Kommentar
Die eierlegende Wollmilchsau

Christian Marold
RZ-Chefredakteur | Foto: RZ

Sich einen Idealzustand schaffen oder eine Person wünschen, die alles kann und es jedem recht macht. Die eierlegende Wollmilchsau ist ein Synonym für etwas, das es nicht gibt und nie geben wird.
Diesen Wunsch nach der eierlegenden Wollmilchsau finden wir derzeit in fast allen Bereichen unseres täglichen Lebens. Der Handel jubelt verhalten, da die Geschäfte wieder öffnen dürfen.
Dadurch blickt man besorgt auf mögliche neue Infektionszahlen durch die Ansammlung von Menschen in relativ engen geschlossenen Räumen. Und mit spitzen-super-tollen Angeboten, die es nur jetzt und sonst nie wieder geben wird, warten schon alle Schnäppchenjäger ungeduldig auf das beste Fundstück ihres Lebens. Die Gastronomie verzweifelt immer mehr an den Restriktionen, denn durch den angebotenen Abhol- oder Zustellservice lässt sich das entgangene Tagesgeschäft niemals kompensieren. Bars, Clubs und Co. schauen sowieso durch die Finger.

Der Tourismus kommt sommertechnisch mit einem blauen Auge davon, was den Wintertourismus anbelangt, ist derzeit noch alles unsicher. Wie am Ende ein sicherer Skibetrieb aussieht, kann keiner wirklich vorhersehen. Am Ende wird mitunter ein neuer Lockdown die Konsequenz der Skisaison sein.
Im Bildungsbereich haben die Schulen zum Teil wieder geöffnet. Bis auf die Maturanten müssen sich Oberstufenschüler noch in Distanz gedulden. Ein ausgereiftes Konzept vermisst man hier. Hingegen geht es für die anderen Schüler mit Vollgas in den Schulalltag mit Prüfungen und Schularbeiten bis zu den Weihnachtsferien. Gut, dass da vergangenen Montag einige Schulen noch auf den schulautonomen Tag bestanden. Gut, dass einige Lehrer während der Phase des Distance-Learnings neuen Stoff vermittelt haben und - noch besser - diesen jetzt gleich in den Schularbeiten abfragen. Gut, dass damit alle Empfehlungen vom Bildungsministerium und der Bildungsdirektion völlig ignoriert wurden. Das eben alles zum Wohl der Schüler. Aus allen Ecken kommt Kritik an der Maskenpflicht für die Schüler, aber Home-Schooling als Alternative will ja auch keiner mehr.
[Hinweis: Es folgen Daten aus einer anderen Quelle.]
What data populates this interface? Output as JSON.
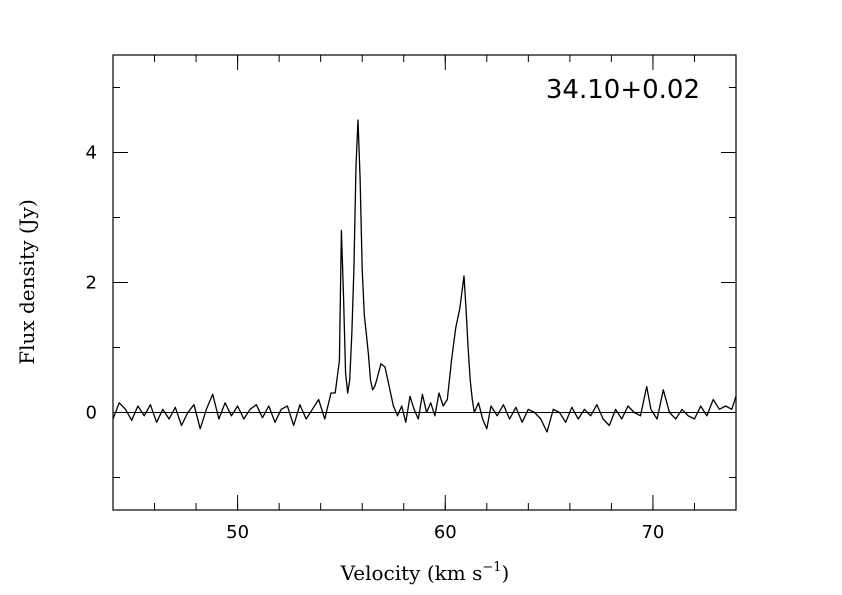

Der langersehnte Impfstoff wird kommen, aber mit einer Bereitschaft von gerade einmal 31 Prozent freiwilliger Beteiligung im Ländle bei den Massentests vergangenes Wochenende wird wohl auch eine freiwillige Durchimpfung ebenso gering sein. Dadurch könnte uns das Thema Corona und die damit verbundene Belastung des Gesundheitssystems noch länger beschäftigen.
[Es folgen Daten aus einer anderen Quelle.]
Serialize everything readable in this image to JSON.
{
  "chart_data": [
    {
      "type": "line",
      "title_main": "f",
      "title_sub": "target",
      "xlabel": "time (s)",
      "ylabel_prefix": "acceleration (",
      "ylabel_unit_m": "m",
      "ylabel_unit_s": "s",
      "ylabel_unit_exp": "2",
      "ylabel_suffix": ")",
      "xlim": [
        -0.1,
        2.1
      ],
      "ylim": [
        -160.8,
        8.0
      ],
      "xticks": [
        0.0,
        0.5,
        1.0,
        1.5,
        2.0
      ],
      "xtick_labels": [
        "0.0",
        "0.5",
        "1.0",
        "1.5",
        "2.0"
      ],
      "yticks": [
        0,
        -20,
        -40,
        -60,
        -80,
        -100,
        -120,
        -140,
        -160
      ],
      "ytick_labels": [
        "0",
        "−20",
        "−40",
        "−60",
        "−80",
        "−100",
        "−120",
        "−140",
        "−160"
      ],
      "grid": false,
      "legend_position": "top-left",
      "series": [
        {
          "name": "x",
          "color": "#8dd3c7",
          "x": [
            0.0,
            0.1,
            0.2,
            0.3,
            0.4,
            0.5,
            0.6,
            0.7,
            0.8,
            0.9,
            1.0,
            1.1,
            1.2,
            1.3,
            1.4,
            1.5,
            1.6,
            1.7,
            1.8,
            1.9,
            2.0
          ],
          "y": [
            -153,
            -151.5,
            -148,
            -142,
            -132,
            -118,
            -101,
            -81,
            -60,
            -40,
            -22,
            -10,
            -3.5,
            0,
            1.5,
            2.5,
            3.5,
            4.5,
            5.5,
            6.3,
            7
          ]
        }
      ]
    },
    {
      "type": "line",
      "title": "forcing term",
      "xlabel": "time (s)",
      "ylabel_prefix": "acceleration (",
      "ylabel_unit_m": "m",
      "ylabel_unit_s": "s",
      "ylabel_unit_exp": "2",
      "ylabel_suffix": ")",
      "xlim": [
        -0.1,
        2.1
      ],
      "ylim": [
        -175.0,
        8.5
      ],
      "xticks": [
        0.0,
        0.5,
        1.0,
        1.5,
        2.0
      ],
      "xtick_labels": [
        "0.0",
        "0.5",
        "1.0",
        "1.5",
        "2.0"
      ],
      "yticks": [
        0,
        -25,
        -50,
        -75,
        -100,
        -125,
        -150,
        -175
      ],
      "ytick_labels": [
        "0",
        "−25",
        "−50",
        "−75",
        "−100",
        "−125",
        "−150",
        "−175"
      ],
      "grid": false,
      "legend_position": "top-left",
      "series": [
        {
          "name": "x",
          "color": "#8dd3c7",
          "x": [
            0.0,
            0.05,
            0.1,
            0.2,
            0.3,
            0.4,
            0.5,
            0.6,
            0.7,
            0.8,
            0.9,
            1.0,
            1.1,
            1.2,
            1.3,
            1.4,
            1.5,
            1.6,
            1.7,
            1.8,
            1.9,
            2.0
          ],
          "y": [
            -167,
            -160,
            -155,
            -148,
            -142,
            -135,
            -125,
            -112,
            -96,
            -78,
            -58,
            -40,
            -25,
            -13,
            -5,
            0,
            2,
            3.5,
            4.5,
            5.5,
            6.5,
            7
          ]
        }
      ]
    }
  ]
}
Hier bräuchte man für jedes System eine eierlegende Wollmilchsau. Damit es jedem recht gemacht wird. Das geht aber nun mal nicht und um den Karren nicht endgültig an die Wand zu fahren, müssen wir alle mit den derzeitigen Verordnungen leben. Rückblickend sind das aber Konsequenzen aus unserem Nichttun und zahlreichen Versäumnissen der Regierung kurz nach dem Sommer. Polemische Aussagen über Reiserückkehrer aus den Balkanländern von Menschen mit Migrationshintergrund sind nicht nur KURZsichtig, sondern auch diffamierend, denn eine große Zahl der Reiserückkehrer waren Österreicher ohne Migrationshintergrund mit Ballermannmentalität.
Bleibt am Ende nur die Frage, ob diese derzeitigen Puzzlemaßnahmen in verschiedenen Bereichen nur die Summe eines Gesamtversäumnisses sind, das Österreich es mit seiner typischen Freunderlwirtschaft-Mentalität schlicht und einfach nicht geschafft hat besser mit der Pandemie umzugehen. Was es aber zeigt: In Bereichen, in denen es schon vor der Krise gekränkelt hat, wird dies durch die Pandemie nur noch mehr verstärkt. Da hilft der Wunsch nach einer eierlegenden Wollmilchsau auch nichts mehr.